Ma voix chevrotait :

— Où ?

— J’sais pas.

Je poussai le fauteuil et me levai. La chaleur avait envahi la chambre, une chaleur à tordre des barres de fer. Kiefer grinça :

— Et notre marché, salopard ?

Je le fixai dans les yeux.

— N’aie crainte.

Je tendis le bras et levai le chien du Glock. Kiefer siffla :

— Tire, enculé.


J’hésitai encore. Tout à coup je vis la forme de la grenade sous le drap, le doigt du Tchèque accrocher la goupille. Je joignis les poings et tirai une seule fois. La moustiquaire tressauta. Kiefer explosa en un bruit mat, aspergeant la moustiquaire de sang et de cervelle noirs. Dehors, j’entendis le déchaînement des cigognes, qui s’envolaient à tire-d’aile.

Au bout de quelques secondes, j’ouvris les pans de tulle. Kiefer n’était plus qu’une carcasse creuse, répandue sur l’oreiller, un foyer de sang, de chair et de débris d’os. La grenade, intacte, était engluée dans les plis du drap. Je repérai de minuscules diamants et des bagues de ferraille qui s’émiettaient dans cette glu humaine — la « récolte » de l’année. J’abandonnai là cette fortune mais cueillis un des anneaux métalliques.

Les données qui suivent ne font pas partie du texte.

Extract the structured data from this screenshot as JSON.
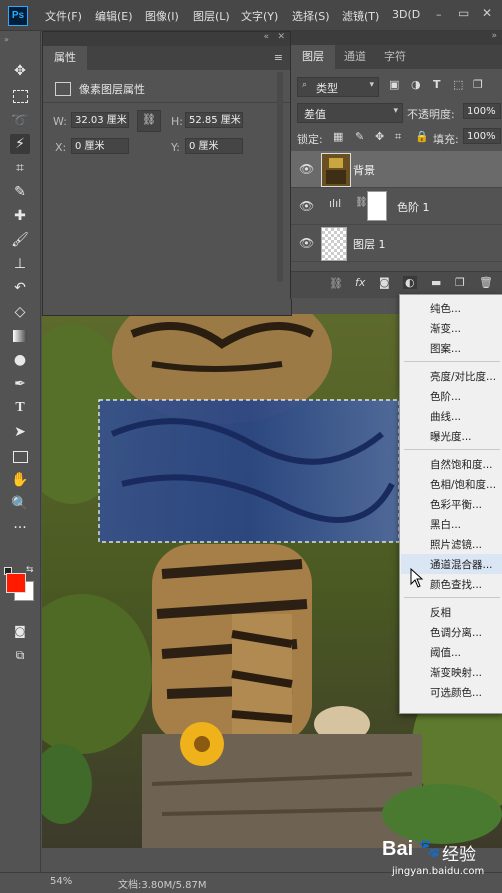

Je sortis dans le couloir. La femme m’bati, réveillée en sursaut, accourait en gesticulant, avec ses miochards à ses trousses. Elle riait à travers ses larmes : le monstre était anéanti. Je les bousculai à coups de coude. Sur les murs, les lézards galopaient toujours comme une moulure atroce, fourmillante et verdâtre. Je bondis dehors. Le soleil m’arrêta dans ma course. Ebloui, je descendis les marches en titubant puis lâchai mon Glock dans la terre écarlate.

Tout était fini — tout commençait.

Loin devant moi, parmi les herbes hautes, Tina courait à ma rencontre.